Folha de S.Paulo

ANÁLISE Massacre é mais um capítulo da guerra entre as facções do crime

- FABIANO MAISONNAVE

Pese o alto número de mortos e à exceção do ministro da Justiça, Alexandre de Moraes, que em outubro chamou de “mera bravata” a disputa entre facções criminosas, a matança no maior presídio do Amazonas não foi surpresa.

Ao que tudo indica, os 56 presos mortos no Complexo Penitenciá­rio Anísio Jobim fazem parte da cronologia da guerra desatada em junho entre PCC e CV, inicialmen­te em torno da disputa pela fronteira entre Mato Grosso do Sul e Paraguai, principal porta de entrada de drogas no país.

No dia 15 daquele mês, o traficante Jorge Rafaat Toumani foi morto em Pedro Juan Caballero, fronteira seca com Ponta Porã (MS), em tiroteio que durou quatro horas e envolveu cerca de 70 criminosos.
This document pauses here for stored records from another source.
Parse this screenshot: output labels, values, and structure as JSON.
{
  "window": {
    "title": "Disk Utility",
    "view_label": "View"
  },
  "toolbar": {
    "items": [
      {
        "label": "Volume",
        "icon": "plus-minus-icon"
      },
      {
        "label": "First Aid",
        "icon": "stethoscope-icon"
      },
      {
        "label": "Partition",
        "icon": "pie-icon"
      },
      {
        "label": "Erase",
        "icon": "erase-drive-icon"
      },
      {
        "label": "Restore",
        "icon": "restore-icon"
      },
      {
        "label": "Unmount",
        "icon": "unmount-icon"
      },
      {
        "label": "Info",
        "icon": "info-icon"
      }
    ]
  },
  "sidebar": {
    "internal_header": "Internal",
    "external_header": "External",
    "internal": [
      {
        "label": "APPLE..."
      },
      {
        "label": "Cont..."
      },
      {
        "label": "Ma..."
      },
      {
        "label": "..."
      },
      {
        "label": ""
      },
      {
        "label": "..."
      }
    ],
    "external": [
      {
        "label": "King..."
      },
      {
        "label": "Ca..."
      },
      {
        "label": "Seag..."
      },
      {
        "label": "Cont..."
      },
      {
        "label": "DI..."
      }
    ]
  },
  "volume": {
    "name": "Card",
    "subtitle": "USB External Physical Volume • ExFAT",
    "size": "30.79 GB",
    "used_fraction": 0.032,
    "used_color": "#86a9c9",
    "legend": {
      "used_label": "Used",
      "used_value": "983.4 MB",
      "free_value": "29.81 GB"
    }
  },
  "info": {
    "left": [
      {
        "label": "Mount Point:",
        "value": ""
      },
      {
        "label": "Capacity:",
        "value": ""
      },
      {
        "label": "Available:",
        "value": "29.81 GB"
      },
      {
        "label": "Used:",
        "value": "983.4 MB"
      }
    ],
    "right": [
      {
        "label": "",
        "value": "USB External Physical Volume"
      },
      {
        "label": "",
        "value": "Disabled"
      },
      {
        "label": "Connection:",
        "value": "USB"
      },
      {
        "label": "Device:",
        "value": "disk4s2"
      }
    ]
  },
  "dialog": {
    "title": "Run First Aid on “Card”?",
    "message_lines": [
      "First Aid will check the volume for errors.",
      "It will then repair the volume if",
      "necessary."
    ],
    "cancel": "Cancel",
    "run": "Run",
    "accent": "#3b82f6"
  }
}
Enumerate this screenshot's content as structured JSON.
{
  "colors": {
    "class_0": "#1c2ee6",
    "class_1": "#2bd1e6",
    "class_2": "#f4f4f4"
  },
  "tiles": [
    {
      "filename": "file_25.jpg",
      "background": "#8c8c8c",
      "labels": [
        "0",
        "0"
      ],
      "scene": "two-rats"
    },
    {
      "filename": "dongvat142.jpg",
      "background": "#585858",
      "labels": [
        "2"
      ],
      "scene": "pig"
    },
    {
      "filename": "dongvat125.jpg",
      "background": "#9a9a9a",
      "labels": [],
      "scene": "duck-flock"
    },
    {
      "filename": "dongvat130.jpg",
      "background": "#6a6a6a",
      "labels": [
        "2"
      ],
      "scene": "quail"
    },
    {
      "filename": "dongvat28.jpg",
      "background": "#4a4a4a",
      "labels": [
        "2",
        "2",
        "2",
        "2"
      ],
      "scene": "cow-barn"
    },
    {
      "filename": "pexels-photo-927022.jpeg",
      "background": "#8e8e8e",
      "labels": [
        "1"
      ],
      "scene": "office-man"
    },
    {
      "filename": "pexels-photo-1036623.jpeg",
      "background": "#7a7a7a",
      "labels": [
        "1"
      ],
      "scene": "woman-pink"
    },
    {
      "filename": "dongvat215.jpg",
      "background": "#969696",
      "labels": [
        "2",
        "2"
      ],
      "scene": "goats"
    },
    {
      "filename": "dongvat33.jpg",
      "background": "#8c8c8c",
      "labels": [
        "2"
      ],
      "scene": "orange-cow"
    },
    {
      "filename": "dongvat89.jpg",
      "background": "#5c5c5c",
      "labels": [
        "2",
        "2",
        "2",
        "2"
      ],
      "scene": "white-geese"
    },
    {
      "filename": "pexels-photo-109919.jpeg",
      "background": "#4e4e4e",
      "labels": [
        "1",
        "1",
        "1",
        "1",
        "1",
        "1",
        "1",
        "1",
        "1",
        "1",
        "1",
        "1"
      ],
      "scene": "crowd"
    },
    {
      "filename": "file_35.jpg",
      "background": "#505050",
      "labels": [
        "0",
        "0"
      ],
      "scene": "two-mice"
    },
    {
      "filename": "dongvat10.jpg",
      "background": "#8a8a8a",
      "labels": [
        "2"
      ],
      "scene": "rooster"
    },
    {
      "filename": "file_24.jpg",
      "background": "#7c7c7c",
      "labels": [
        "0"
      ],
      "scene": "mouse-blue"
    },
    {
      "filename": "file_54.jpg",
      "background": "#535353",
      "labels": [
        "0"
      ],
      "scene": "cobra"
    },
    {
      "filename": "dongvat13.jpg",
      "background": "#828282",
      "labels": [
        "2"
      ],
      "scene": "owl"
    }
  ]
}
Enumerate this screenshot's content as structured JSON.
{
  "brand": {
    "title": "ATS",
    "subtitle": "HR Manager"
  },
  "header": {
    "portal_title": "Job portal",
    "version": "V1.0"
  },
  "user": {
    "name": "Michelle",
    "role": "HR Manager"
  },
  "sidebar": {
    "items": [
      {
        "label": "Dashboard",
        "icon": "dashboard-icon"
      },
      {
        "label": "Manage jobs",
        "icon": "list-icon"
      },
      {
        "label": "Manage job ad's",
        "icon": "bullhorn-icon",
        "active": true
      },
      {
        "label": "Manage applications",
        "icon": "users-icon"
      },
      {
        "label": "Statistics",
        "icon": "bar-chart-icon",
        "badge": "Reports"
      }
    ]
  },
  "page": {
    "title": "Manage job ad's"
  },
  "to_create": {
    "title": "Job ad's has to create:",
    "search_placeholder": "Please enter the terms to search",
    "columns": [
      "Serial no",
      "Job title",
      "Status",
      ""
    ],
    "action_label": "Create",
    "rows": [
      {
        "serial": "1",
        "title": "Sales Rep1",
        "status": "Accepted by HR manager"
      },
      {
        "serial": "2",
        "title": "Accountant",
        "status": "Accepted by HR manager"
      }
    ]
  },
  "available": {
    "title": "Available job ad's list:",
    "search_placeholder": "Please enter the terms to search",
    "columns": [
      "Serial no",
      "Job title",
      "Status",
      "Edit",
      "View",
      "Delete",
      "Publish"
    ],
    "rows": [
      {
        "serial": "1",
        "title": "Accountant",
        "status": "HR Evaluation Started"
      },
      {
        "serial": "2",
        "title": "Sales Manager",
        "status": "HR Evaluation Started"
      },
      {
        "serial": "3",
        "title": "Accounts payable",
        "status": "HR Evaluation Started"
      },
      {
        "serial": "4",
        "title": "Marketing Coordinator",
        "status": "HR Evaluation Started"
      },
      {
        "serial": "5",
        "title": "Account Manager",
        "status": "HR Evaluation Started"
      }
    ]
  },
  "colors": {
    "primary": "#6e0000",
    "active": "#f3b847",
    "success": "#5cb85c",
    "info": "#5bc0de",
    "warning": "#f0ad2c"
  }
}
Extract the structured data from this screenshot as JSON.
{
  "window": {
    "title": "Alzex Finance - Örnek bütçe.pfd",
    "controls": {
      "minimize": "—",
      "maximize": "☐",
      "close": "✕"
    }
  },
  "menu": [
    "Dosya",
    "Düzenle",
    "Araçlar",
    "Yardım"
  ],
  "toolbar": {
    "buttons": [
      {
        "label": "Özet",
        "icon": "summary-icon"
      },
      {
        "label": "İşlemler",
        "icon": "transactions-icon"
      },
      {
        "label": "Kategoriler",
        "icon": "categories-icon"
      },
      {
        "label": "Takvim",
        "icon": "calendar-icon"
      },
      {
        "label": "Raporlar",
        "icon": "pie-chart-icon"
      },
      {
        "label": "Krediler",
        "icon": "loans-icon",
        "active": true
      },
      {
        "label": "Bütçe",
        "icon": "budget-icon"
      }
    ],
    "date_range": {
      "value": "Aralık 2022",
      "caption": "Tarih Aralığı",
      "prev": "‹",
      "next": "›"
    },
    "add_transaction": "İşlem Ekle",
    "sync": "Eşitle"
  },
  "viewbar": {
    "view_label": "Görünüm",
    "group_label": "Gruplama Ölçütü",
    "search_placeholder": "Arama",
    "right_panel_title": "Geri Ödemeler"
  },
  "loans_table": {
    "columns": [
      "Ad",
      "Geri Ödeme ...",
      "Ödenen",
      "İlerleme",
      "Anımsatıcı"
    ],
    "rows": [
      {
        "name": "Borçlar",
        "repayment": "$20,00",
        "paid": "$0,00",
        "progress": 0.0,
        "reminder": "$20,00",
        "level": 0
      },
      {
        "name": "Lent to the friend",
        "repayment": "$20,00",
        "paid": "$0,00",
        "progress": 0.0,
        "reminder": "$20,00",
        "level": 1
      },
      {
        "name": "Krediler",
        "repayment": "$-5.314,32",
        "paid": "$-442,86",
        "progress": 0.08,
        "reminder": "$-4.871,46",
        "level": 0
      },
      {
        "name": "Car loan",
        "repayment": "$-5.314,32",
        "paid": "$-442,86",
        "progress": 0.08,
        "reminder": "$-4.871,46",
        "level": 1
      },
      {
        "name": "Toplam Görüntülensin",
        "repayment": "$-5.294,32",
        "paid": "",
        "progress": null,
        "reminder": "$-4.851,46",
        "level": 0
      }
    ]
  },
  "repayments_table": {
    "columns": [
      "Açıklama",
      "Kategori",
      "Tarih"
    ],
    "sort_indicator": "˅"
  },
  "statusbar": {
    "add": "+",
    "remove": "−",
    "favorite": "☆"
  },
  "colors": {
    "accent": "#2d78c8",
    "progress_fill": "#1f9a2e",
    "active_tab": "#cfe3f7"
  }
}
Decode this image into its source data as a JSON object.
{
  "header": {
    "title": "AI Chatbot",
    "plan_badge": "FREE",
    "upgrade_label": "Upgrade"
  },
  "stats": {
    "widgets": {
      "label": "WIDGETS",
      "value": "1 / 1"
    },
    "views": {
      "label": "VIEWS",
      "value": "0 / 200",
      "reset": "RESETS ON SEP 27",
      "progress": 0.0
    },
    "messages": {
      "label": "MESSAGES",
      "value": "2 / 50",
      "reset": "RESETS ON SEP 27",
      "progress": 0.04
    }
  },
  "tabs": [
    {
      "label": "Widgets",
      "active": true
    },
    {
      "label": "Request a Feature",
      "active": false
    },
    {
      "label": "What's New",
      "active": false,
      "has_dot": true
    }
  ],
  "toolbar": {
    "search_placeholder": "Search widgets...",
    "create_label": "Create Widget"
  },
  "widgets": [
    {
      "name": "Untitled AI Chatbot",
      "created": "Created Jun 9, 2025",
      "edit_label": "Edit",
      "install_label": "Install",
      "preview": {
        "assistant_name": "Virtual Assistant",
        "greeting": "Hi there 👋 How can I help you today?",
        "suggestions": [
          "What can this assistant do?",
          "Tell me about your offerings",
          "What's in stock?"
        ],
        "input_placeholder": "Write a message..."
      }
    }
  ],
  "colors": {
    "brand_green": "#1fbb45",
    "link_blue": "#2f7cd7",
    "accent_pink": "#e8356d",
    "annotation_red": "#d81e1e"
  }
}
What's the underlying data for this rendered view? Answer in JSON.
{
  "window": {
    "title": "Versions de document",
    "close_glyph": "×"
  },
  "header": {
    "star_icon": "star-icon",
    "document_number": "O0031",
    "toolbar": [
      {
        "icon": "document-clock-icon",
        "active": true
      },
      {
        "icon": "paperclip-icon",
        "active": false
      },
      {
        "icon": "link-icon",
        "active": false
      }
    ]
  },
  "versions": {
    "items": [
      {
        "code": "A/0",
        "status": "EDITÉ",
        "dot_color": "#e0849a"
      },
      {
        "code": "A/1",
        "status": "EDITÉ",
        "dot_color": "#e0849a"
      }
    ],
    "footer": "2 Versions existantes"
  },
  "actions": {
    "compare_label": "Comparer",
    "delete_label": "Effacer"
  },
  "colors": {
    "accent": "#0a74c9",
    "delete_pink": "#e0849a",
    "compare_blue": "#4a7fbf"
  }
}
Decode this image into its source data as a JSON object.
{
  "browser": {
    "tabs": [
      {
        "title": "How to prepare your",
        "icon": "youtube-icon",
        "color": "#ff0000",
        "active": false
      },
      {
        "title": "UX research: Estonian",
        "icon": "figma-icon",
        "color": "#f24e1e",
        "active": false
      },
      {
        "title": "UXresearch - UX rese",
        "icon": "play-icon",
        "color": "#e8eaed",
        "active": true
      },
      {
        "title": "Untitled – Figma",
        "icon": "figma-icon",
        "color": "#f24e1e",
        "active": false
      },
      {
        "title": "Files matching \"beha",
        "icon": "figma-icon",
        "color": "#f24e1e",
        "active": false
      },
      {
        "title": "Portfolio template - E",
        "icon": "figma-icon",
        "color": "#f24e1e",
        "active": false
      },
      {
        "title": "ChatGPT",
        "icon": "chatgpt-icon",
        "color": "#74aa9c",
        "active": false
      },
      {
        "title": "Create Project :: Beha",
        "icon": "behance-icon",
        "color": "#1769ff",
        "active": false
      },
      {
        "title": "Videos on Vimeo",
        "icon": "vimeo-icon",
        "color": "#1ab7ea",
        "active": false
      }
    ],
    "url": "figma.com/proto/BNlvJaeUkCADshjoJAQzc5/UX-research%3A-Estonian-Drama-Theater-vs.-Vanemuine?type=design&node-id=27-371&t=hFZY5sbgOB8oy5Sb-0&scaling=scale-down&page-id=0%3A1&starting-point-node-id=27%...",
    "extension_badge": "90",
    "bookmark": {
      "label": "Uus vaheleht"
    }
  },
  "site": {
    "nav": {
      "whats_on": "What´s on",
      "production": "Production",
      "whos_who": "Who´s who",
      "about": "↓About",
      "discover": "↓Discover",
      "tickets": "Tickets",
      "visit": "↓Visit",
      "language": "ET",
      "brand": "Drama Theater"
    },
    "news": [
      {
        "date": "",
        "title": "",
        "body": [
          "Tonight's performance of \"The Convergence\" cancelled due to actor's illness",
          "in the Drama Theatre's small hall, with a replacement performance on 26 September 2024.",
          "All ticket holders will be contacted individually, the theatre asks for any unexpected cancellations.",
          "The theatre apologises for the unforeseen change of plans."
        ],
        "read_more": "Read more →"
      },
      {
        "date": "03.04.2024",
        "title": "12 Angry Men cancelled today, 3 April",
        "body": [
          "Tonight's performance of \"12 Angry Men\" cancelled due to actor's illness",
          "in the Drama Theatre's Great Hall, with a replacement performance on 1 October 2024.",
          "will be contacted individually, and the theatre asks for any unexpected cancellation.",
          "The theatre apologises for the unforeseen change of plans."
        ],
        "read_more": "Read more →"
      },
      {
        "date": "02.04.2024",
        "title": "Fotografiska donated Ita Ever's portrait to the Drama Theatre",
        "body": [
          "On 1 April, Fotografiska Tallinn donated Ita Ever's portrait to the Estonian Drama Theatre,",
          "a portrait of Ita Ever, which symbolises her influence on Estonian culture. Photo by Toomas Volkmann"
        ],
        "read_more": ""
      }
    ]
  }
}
A ação foi atribuída ao PCC.

Em outubro, a guerra descambou em acertos de conta nos presídios do Norte, resultado de alianças do PCC e CV com organizaçõ­es regionais.

O primeiro massacre ocorreu em Boa Vista (RR), com dez mortos. Seguiu-se Porto Velho (RO), com oito, e depois Rio Branco (AC), onde houve quatro assassinat­os dentro de um presídio e cinco nas ruas em 24 horas. Em todos os casos, a causa foi a guerra entre facções.

Tampouco é novidade a incapacida­de dos superlotad­os presídios do Norte em administra­r suas unidades. “Há dez pessoas dentro de uma cela. Se alguém decide ali que vai executar alguém, fica muito difícil evitar”, disse Emylson da Silva, secretário de Segurança do Acre, após as mortes naquele Estado.

Os presídios de Manaus (AM) são o berço da FDN (Família do Norte), principal facção criminosa da região, adversária do PCC e apontada como mandante da matança.

Segundo a polícia, ela começou a se estruturar em 2007, em resposta à entrada no Estado do PCC, que buscava controlar a rota da cocaína vinda da Colômbia e os postos de venda de Manaus.

Os principais chefes da FDN estão presos no Compaj ou já cumpriram pena no presídio, de onde comandam o tráfico. Tido como o principal, José Roberto Fernandes Barbosa, o Zé Roberto da Compensa, cumpre pena no presídio federal de Campo Grande (MS).

Manaus atravessa seu momento mais violento da história. Com taxa de homicídio de 48 mortos por 100 mil habitantes (2015), é a 23ª com mais crimes do tipo do mundo, segundo ranking da ONG mexicana Seguridad, Justicia Y Paz. As mortes violentas no AM subiram 134% de 2004 a 2014.

Os números e os diagnóstic­os dos secretário­s de Segurança têm encontrado ouvidos moucos no ministro Moraes. Ao comentar as mortes em presídios do Norte em 18 de outubro, ele negou que houvesse briga de facções.

“Às vezes, há mera bravata entre as pessoas que fazem a rebelião. Fora isso, não há nada que indique essa coordenaçã­o em vários Estados”, afirmou Moraes na época.

Com governos estaduais sem capacidade de resposta, o massacre no Compaj provavelme­nte não será o capítulo final dessa guerra. Trata-se de saber onde ela ressurgirá e com qual grau de violência.